Finding that two smartphones were located close to each other at the same time was used to measure the likelihood that a worker of one establishment met a worker of another establishment.

Face-to-face meetings significantly increased patent citations

Working under the assumption that patent citations are “an observable proxy for knowledge flows,” the researchers then correlated those worker interactions with patent citations between the two workers’ employers. They relied on the patent citation dataset from the U.S. Patent and Trademark Office databases of patent applications and granted patents.

Implementing this approach, the authors found that face-to-face meetings significantly increased patent citations between establishments.

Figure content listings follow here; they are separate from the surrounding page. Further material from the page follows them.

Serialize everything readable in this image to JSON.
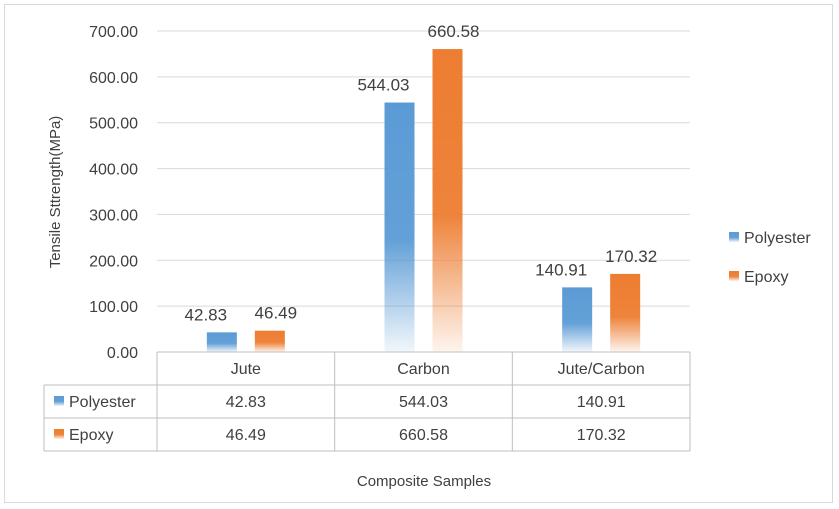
{
  "chart_data": {
    "type": "bar",
    "categories": [
      "Jute",
      "Carbon",
      "Jute/Carbon"
    ],
    "series": [
      {
        "name": "Polyester",
        "values": [
          42.83,
          544.03,
          140.91
        ],
        "value_labels": [
          "42.83",
          "544.03",
          "140.91"
        ],
        "color": "#5b9bd5"
      },
      {
        "name": "Epoxy",
        "values": [
          46.49,
          660.58,
          170.32
        ],
        "value_labels": [
          "46.49",
          "660.58",
          "170.32"
        ],
        "color": "#ed7d31"
      }
    ],
    "ylim": [
      0,
      700
    ],
    "yticks": [
      0,
      100,
      200,
      300,
      400,
      500,
      600,
      700
    ],
    "ytick_labels": [
      "0.00",
      "100.00",
      "200.00",
      "300.00",
      "400.00",
      "500.00",
      "600.00",
      "700.00"
    ],
    "xlabel": "Composite Samples",
    "ylabel": "Tensile  Sttrength(MPa)",
    "grid": true,
    "legend": "right",
    "data_table": true,
    "bar_fill": "gradient fading to white at the base"
  }
}
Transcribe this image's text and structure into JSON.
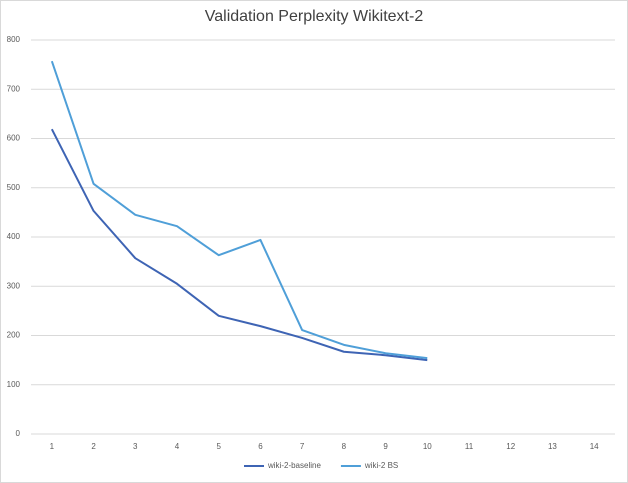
{
  "chart_data": {
    "type": "line",
    "title": "Validation Perplexity Wikitext-2",
    "categories": [
      1,
      2,
      3,
      4,
      5,
      6,
      7,
      8,
      9,
      10,
      11,
      12,
      13,
      14
    ],
    "series": [
      {
        "name": "wiki-2-baseline",
        "color": "#3e64b4",
        "values": [
          619,
          453,
          357,
          305,
          240,
          219,
          195,
          167,
          160,
          150,
          null,
          null,
          null,
          null
        ]
      },
      {
        "name": "wiki-2 BS",
        "color": "#4f9fd8",
        "values": [
          757,
          508,
          445,
          422,
          363,
          394,
          211,
          181,
          164,
          154,
          null,
          null,
          null,
          null
        ]
      }
    ],
    "ylim": [
      0,
      800
    ],
    "yticks": [
      0,
      100,
      200,
      300,
      400,
      500,
      600,
      700,
      800
    ],
    "grid": true,
    "legend": "bottom"
  }
}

The findings have important ramifications on remote work. “Our estimates shed light on the potential impact on knowledge flows if Silicon Valley firms allowed remote work on a permanent basis, a trend that has been greatly accelerated by the pandemic,” they write in their research. The authors were able to predict that:

  • Eliminating a quarter of face-to-face meetings in Silicon Valley would reduce the number of patent citations by approximately 8%.
  • If 25% of office workers in the sample worked from home instead of at the office, face-to-face meetings would fall by 17% and patent citations by 5.2%.
  • If half the office workers in the sample worked from home, meetings would fall by 35.1% and citations by 11.8%.

Going forward, the authors said that the efforts employers and workers make to create serendipitous moments can have a real impact.

“If workers take advantage of the greater flexibility to move to further away locations that are cheaper or more scenic, face-to-face meetings would likely fall further,” the authors write. But “if permanent work-from-homers make conscious efforts to meet more people, meetings would fall less.”